Option 4: Try-Otherwise in M — Custom error handling in formulas
try [Price] * [Quantity] otherwise 0
Handling Null Values
Null values represent missing or unknown data. The appropriate handling depends on context.
Fill Down / Fill Up
Fill Down copies the last non-null value downward — ideal for hierarchical or grouped data where headers appear only once:
Right-click column → Fill → Down
Example before Fill Down:
| Region | Sales |
|---|---|
| East | 100 |
| null | 200 |
| null | 150 |
| West | 300 |
After Fill Down:
| Region | Sales |
|---|---|
| East | 100 |
| East | 200 |
| East | 150 |
| West | 300 |
Fill Up works in the reverse direction.
Replace Values
Replace specific values (including nulls) with a standard value:
Right-click column → Replace Values → Value to Find: null → Replace With: "Unknown"
M code: Table.ReplaceValue(previousStep, null, "Unknown", Replacer.ReplaceValue, {"ColumnName"})
Conditional Column
Create logic-based replacements:
Add Column → Conditional Column →
If [Status] is null Then "Pending" Else [Status]
Remove Null Rows
When entire rows are null (common in Excel imports):
Home → Remove Rows → Remove Blank Rows
Resolving Data Quality Issues
Inconsistent Values
Text data often has inconsistencies that must be standardized:
| Issue | Solution | M Function |
|---|---|---|
| Mixed case | Capitalize Each Word, lowercase, UPPERCASE | Text.Proper(), Text.Lower(), Text.Upper() |
| Leading/trailing spaces | Trim | Text.Trim() |
| Extra spaces | Clean | Text.Clean() |
| Inconsistent naming | Replace Values | Table.ReplaceValue() |
Example: Standardizing city names:
- "new york", "New York", "NEW YORK", " New York " → all should become "New York"
Steps:
- Trim to remove leading/trailing spaces
- Capitalize Each Word to standardize case
- Replace Values for known variations
Duplicate Rows
Remove exact duplicates:
Home → Remove Rows → Remove Duplicates
Remove duplicates based on specific columns:
- Select the columns that define uniqueness
- Right-click → Remove Duplicates
Warning: Remove Duplicates keeps the first occurrence. Sort the data first if you need to keep the most recent or specific record.
Data Type Corrections
Setting correct data types is critical and should be done early:
Select column → Transform tab → Data Type → Select correct type
Common type corrections:
| Source Data | Default Type | Correct Type |
|---|---|---|
| "2024-01-15" | Text | Date |
| "42.50" | Text | Decimal Number |
| "TRUE" | Text | True/False |
| "00123" | Whole Number (loses leading zeros) | Text |
| "1,234.56" | Text (with locale issues) | Decimal Number |
Exam Tip: Always set data types as an early step in the query.
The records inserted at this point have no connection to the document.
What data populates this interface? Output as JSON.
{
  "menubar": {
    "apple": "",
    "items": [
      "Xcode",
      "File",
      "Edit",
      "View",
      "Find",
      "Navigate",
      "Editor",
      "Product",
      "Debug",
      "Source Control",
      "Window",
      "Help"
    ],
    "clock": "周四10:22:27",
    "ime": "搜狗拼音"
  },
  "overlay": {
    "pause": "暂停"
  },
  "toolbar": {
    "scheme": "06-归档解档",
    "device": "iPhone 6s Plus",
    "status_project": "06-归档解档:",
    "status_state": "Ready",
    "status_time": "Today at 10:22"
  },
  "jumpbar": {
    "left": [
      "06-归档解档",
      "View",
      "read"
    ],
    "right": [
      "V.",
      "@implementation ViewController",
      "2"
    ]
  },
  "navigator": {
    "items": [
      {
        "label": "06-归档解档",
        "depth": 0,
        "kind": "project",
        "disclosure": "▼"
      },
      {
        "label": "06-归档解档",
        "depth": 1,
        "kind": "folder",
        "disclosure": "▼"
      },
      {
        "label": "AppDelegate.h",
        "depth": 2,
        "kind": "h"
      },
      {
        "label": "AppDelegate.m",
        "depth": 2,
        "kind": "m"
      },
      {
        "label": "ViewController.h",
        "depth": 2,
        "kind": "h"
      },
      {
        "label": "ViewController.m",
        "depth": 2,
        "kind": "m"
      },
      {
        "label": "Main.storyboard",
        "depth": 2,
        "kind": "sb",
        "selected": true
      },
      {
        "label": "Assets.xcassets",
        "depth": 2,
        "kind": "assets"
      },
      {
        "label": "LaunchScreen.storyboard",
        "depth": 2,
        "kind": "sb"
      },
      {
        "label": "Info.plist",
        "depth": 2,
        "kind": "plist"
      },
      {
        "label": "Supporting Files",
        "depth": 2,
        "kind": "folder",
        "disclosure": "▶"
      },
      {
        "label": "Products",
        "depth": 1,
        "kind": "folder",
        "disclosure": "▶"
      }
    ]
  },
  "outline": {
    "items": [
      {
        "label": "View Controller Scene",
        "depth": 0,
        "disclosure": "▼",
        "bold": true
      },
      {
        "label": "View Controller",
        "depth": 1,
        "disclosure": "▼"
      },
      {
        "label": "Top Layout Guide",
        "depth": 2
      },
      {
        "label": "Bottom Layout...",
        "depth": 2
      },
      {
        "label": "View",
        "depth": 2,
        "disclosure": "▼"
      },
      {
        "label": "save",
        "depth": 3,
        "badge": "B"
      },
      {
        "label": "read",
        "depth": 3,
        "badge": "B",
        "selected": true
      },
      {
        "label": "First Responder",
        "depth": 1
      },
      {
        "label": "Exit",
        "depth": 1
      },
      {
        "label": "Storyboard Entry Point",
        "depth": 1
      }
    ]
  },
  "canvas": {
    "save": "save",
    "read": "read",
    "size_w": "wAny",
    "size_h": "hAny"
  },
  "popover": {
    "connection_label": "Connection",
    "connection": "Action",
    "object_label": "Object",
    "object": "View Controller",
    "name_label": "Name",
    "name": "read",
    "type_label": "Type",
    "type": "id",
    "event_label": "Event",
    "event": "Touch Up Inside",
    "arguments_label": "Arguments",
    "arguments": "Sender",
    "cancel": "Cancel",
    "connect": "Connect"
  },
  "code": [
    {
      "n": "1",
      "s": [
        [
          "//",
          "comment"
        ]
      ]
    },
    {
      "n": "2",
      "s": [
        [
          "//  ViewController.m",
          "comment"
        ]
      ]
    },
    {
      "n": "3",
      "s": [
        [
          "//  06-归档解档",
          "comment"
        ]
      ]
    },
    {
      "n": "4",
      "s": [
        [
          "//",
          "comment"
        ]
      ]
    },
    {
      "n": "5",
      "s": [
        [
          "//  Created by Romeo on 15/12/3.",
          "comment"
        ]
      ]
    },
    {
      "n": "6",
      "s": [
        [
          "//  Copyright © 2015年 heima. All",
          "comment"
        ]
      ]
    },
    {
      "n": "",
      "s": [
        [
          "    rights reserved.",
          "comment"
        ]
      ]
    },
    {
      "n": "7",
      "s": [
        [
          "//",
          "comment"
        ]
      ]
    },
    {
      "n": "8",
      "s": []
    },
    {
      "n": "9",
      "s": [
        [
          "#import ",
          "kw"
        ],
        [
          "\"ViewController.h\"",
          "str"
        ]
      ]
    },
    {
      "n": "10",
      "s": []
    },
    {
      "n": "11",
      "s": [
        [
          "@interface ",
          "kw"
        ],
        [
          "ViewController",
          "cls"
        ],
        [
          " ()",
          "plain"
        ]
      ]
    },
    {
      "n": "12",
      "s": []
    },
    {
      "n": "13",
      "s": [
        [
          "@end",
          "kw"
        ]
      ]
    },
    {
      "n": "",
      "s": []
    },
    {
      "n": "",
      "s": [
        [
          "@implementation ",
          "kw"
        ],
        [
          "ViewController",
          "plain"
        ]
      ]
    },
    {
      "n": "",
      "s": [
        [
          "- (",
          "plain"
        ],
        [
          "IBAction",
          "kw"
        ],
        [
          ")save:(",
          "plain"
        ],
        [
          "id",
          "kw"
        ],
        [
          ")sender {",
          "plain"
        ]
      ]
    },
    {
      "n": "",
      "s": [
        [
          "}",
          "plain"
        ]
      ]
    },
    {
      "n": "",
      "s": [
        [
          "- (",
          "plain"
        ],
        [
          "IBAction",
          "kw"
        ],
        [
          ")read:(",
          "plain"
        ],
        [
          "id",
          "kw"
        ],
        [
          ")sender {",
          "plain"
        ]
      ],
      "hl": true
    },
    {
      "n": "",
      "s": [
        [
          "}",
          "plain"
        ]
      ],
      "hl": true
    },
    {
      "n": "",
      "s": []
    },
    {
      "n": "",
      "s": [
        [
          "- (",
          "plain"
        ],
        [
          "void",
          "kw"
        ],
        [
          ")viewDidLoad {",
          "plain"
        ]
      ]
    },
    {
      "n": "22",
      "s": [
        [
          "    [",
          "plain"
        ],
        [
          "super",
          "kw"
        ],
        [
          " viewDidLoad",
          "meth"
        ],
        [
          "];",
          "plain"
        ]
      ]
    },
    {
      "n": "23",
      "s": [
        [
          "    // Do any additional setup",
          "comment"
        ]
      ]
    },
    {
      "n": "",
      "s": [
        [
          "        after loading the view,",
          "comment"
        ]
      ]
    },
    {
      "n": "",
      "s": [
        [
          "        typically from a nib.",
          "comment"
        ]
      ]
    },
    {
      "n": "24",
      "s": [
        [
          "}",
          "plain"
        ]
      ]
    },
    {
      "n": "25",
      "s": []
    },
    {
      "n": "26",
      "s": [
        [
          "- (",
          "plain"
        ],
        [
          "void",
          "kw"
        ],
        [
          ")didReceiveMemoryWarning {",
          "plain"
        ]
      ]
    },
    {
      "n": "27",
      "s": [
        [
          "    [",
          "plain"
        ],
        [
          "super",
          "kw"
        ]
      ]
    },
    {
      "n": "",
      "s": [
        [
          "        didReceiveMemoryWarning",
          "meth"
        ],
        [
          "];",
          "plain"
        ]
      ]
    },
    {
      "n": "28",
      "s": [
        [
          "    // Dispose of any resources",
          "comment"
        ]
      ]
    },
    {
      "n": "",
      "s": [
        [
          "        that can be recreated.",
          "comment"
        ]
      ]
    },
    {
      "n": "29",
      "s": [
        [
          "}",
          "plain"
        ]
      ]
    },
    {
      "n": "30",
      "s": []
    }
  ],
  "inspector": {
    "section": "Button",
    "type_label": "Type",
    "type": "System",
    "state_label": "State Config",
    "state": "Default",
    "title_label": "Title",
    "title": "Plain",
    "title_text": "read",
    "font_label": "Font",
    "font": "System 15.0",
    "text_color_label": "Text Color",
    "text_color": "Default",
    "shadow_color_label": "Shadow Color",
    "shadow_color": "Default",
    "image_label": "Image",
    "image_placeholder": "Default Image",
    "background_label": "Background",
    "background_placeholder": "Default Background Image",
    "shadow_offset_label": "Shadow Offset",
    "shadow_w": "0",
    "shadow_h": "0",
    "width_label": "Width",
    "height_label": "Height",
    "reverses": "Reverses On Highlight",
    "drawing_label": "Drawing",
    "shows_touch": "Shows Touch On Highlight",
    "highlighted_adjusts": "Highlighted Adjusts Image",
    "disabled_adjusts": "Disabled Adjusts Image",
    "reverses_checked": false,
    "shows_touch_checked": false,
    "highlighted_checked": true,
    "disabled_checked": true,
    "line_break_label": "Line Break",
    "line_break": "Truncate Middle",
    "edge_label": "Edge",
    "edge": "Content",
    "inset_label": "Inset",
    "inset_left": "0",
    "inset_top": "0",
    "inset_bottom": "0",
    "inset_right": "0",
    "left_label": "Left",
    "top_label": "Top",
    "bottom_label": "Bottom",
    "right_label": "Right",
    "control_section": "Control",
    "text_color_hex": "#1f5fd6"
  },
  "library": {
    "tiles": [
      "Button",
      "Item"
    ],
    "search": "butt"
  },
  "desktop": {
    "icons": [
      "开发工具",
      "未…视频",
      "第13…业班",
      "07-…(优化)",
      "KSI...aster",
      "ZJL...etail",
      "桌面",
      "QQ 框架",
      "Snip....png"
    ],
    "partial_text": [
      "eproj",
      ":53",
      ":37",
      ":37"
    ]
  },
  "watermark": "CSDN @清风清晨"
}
If you change types after other transformations, Power Query may insert an automatic "Changed Type" step that can conflict with your manual type assignments.
Resolving Import Errors
Import errors occur when data cannot be loaded into the model:
| Error | Cause | Solution |
|---|---|---|
| Data type conflict | Column has mixed types | Set explicit type early or split column |
| Circular dependency | Query references itself | Restructure the query chain |
| Timeout | Source query takes too long | Optimize source query or increase timeout |
| Memory exceeded | Dataset too large for capacity | Filter rows, aggregate, or use DirectQuery |
| Authentication failed | Expired or incorrect credentials | Update in Data Source Settings |
On the Exam
The PL-300 frequently tests:
- Choosing between Remove Errors and Replace Errors for different scenarios
- Using Fill Down to handle null values in hierarchical data
- Identifying common causes of data import errors
- Setting appropriate data types to prevent downstream errors
- Understanding the order of operations in data cleaning steps
A Price column in Power Query contains some rows with the text "N/A" which cause errors when the column type is set to Decimal Number. You want to replace these errors with 0. What should you do?
An Excel import has a Region column where the region name only appears in the first row of each group, with null values for subsequent rows in that group. How should you fill in the missing region values?
You want to investigate which rows in a dataset have errors before deciding how to handle them. Which Power Query operation should you use?